Selon le ministère des AE tunisien, le changement de ce rendez-vous s’est imposé suite à des «consultations» entre les ministres des pays précités, qui se sont engagés à consentir des efforts visant à faire converger les points de vue des acteurs libyens pour dégager une solution consensuelle à la crise politico-institutionnelle et sécuritaire, dans laquelle est plongé ce pays depuis six ans.
La réunion ministérielle de la Troïka, composée de l’Algérie, de l’Égypte et de laTunisie, se penche sur les résultats et les avancées enregistrés, ces dernières semaines, des tractations qu’ont menés les responsables algériens, égyptiens et tunisiens, avec les différents acteurs de la scène libyenne, pour les aider à mener un dialogue inter-libyen, et mettre, ainsi, fin à des années de violence armée entre les frères libyens. Situation qui a prolongé la crise chaotique dans ce pays, dont nul n’ignore, les Libyens en premier lieu, qu’elle est génératrice des pires scénarios, guettant le pays et son peuple depuis plus de six ans, notamment après l’intervention de l’Otan dans la crise qu’a secoué le pays, en févier 2011.

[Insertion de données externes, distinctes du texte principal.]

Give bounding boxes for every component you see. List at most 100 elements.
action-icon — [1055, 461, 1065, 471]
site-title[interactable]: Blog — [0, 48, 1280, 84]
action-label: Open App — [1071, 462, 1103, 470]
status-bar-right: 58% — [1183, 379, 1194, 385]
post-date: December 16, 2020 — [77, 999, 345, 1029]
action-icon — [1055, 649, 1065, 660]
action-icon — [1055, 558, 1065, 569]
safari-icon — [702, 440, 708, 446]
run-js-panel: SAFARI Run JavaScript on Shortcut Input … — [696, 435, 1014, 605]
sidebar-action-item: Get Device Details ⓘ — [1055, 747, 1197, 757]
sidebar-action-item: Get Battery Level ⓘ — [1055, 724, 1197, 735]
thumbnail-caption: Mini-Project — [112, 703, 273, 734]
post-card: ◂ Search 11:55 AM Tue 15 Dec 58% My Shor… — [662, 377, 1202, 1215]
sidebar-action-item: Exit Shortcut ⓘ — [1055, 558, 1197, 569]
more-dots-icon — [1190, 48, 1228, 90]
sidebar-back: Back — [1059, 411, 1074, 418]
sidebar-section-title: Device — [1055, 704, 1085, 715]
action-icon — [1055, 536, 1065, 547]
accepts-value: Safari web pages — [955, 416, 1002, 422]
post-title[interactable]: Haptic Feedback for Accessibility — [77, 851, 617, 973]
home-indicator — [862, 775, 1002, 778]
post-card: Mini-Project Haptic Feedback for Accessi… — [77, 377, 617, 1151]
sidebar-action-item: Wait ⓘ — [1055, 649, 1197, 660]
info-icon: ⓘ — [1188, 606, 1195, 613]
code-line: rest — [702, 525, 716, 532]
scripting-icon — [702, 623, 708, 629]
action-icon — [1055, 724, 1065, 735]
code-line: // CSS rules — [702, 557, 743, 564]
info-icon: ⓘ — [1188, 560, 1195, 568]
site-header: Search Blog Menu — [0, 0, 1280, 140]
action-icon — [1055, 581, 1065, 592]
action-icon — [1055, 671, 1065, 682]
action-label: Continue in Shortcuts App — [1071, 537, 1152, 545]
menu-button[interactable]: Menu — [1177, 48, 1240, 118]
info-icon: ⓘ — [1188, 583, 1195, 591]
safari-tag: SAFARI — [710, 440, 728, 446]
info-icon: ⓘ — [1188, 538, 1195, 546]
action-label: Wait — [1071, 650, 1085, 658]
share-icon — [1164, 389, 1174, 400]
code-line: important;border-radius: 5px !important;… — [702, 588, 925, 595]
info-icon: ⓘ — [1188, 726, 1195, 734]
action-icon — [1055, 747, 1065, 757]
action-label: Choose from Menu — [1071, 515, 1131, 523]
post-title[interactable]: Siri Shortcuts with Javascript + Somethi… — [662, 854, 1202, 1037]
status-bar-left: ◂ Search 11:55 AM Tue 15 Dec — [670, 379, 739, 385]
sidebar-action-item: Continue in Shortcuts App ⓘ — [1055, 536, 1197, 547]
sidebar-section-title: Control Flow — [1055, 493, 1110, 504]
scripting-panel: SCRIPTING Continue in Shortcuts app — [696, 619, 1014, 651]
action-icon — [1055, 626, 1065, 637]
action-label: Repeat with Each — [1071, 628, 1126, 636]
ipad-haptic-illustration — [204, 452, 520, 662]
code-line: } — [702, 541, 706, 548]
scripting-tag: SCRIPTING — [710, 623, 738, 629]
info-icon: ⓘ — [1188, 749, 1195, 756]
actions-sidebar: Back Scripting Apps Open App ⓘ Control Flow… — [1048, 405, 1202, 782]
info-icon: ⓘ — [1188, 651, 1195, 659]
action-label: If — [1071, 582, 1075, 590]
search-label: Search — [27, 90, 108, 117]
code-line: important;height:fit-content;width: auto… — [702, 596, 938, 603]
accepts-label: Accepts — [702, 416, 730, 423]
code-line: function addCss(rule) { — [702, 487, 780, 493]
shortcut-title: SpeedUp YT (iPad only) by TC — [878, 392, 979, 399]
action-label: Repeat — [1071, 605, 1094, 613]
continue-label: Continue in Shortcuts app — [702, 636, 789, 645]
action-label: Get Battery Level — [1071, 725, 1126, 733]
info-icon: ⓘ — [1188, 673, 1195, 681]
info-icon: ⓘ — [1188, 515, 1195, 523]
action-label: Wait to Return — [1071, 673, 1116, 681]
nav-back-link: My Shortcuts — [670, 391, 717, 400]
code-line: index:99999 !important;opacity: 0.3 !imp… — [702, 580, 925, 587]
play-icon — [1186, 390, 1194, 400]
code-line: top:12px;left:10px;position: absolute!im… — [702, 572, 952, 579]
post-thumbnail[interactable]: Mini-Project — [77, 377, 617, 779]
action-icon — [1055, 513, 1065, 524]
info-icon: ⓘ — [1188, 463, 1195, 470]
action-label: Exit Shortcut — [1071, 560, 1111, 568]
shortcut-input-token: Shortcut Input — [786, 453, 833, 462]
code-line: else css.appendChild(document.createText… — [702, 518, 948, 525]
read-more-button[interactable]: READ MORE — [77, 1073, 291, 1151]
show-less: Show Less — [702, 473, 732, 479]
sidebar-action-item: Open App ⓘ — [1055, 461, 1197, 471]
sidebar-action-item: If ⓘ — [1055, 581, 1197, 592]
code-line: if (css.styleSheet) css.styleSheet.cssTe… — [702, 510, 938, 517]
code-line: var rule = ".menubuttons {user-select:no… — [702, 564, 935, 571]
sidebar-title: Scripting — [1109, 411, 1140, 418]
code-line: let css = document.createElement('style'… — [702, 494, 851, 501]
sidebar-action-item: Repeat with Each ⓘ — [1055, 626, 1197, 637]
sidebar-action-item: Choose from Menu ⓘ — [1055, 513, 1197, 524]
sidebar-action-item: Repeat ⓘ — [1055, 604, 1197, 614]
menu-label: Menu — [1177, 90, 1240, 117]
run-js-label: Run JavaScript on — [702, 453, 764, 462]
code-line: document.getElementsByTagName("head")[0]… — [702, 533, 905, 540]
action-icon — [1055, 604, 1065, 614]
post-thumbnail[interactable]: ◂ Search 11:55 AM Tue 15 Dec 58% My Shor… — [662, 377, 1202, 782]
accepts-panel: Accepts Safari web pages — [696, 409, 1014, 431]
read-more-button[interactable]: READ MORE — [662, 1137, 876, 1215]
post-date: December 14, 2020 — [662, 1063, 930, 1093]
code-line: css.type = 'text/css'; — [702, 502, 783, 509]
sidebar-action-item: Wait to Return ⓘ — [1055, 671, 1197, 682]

La rencontre de deux jours, à Tunis, du ministre algérien des Affaires maghrébines, de l’Union africaine et de la Ligue arabe, Abdelkader Messahel, et ses homologues Khemaies Jihnaoui et Samah Choukri, respectivement de Tunisie et d’Égypte, est très attendue notamment par les citoyens libyens qui, après six ans, peinent à renouer avec les conditions de sécurité et de paix, conditions fondamentales pour aller à l’édification des institutions, notamment politiques et militaires, et, par conséquent, la relance de l’économie libyenne.
Si les questions politiques, sécuritaires et militaires occupent, en première ligne, la majorité des médias locaux, régionaux et internationaux, il n’en demeure pas moins que les conditions socio-économiques des Libyens soient très difficiles, après la tournure qu’a pris la crise libyenne, de février 2011, vite transformée en conflit armé, précipitant l’intervention de l’Otan, dont ses bombardement ont touché considérablement les infrastructures de base du pays, ainsi que des entreprises. À cela, s’ajoutent le désordre et le chaos dans lesquels ont été plongés la Libye et son peuple, situation qui a profité aux groupes terroristes, aux réseaux de trafic de tout genre, armes, drogue, contrebande, notamment du pétrole. Rappelant, à ce propos, que la Libye accuserait déjà 360 millions de dollars de manque à gagner, en plus de la diminution de la production pétrolière dans ce pays, qui a chuté sous les 715 00 barils par jour (b/j), tandis que, avant la crise de février 2011, le chiffre pouvait atteindre les 1,6 million b/j.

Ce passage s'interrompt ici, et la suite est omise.